Denver, Colo.- Molson Coors Brewing company (NYSE:TAP) reported 2nd quarter 2009 earnings of $1.11 per share on August 3, 2009, which beat the $0.97 consensus of the analysts covering the company. It goes to show you when things in the economy start getting better the first thing we buy is cheap American Beer. Molson Coors reported that net income increased 136.3% from a year ago.


Molson Coors is a holding company. The company’s operating subsidiaries include Molson Canada, Miller Coors Brewing Company and a 50% joint venture with Modelo Molson Imports.


This quarters earning performance was driven by increased beer pricing and substantial cost reduction across the company. Can we say job cuts? Yes, for the quarter, marketing, general and administrative cost decreased by 10.8%. Although workers at Coors may have been laid off at least their severance pay includes a weekly 18 pack.

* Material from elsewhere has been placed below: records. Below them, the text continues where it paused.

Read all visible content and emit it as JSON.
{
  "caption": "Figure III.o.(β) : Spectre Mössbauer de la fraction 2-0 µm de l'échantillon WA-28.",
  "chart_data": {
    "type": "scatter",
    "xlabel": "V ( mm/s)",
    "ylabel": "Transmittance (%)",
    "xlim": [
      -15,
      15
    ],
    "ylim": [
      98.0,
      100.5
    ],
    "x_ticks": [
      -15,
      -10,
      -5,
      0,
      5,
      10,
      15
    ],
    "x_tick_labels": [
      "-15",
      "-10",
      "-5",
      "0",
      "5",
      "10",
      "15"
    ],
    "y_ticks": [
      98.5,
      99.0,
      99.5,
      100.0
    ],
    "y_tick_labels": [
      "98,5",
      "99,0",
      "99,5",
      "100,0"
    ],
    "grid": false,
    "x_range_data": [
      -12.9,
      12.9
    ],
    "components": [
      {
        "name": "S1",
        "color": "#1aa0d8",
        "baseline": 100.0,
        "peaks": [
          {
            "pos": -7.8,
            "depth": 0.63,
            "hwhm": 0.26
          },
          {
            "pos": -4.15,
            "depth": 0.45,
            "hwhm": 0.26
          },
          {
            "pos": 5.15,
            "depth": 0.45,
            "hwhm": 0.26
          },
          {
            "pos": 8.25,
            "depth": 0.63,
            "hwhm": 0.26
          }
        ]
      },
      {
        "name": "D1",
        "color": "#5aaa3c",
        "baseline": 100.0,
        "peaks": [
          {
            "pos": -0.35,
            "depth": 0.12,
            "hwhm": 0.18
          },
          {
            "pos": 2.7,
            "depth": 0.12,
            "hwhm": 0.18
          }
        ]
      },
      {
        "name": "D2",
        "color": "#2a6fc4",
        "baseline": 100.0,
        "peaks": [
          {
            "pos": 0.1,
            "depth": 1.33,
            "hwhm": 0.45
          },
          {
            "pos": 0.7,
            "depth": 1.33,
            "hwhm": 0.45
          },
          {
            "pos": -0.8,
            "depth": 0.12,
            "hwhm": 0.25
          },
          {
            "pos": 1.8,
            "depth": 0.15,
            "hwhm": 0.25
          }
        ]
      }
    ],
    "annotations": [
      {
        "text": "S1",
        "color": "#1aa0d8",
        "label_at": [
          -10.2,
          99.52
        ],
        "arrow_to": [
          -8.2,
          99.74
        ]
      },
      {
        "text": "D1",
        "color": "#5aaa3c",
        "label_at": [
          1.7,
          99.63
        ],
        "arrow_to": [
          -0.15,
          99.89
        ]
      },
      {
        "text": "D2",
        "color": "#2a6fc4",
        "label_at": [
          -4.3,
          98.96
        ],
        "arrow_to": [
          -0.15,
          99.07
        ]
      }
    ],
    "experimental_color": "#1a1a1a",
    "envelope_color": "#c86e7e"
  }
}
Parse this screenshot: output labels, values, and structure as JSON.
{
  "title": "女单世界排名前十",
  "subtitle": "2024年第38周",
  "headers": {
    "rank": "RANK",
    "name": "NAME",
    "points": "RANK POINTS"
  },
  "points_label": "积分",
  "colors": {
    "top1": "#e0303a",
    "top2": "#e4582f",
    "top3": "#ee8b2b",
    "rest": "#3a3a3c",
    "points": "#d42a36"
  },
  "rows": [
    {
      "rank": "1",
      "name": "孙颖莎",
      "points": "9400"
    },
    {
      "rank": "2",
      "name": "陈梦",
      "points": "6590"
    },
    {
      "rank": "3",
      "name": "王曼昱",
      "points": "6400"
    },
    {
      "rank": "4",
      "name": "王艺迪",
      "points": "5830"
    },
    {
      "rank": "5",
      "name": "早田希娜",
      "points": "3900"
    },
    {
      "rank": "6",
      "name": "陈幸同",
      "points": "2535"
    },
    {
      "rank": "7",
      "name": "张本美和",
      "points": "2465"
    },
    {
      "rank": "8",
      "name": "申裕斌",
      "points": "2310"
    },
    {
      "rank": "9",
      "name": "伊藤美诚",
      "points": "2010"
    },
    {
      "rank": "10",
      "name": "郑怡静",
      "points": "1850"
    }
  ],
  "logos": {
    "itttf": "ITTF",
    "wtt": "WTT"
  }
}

Not all is sunny for the happy beer makers though. Like most other companies that export out of the United States there will continue to be unfavorable currency movements and cost inflation. It also seems like the worldwide demand for Coors is falling, perhaps because the cold activated cans scare the international consumer.


Almost every English beer is known to be far better than a Coors light. Brits still made room in their beer bellies for a good old American Coors. The U.K. business reported underlying pretax income of $36.8 million in the second quarter, an increase of $15.3 million, or 70.1% versus the same quarter form last year.  

Peter Swimburn, President & CEO said “Our company is off to a solid start in the first half of this year, reflecting the benefit of our strong brands strategic initiative and cost reduction programs.”


Molson Coors stock was up 5% the day they released their earnings perhaps because investors saw that the company’s strengths can be seen in multiple areas. (TAP) has shown an increase in net income, good cash flow from operations, expanding profit margins, growth in earnings per share and largely solid financial positions with reasonable debt levels by most measures. Although the fundamentals may seem positive, they don’t always reflect the stock’s actions, which has recently been sub-par.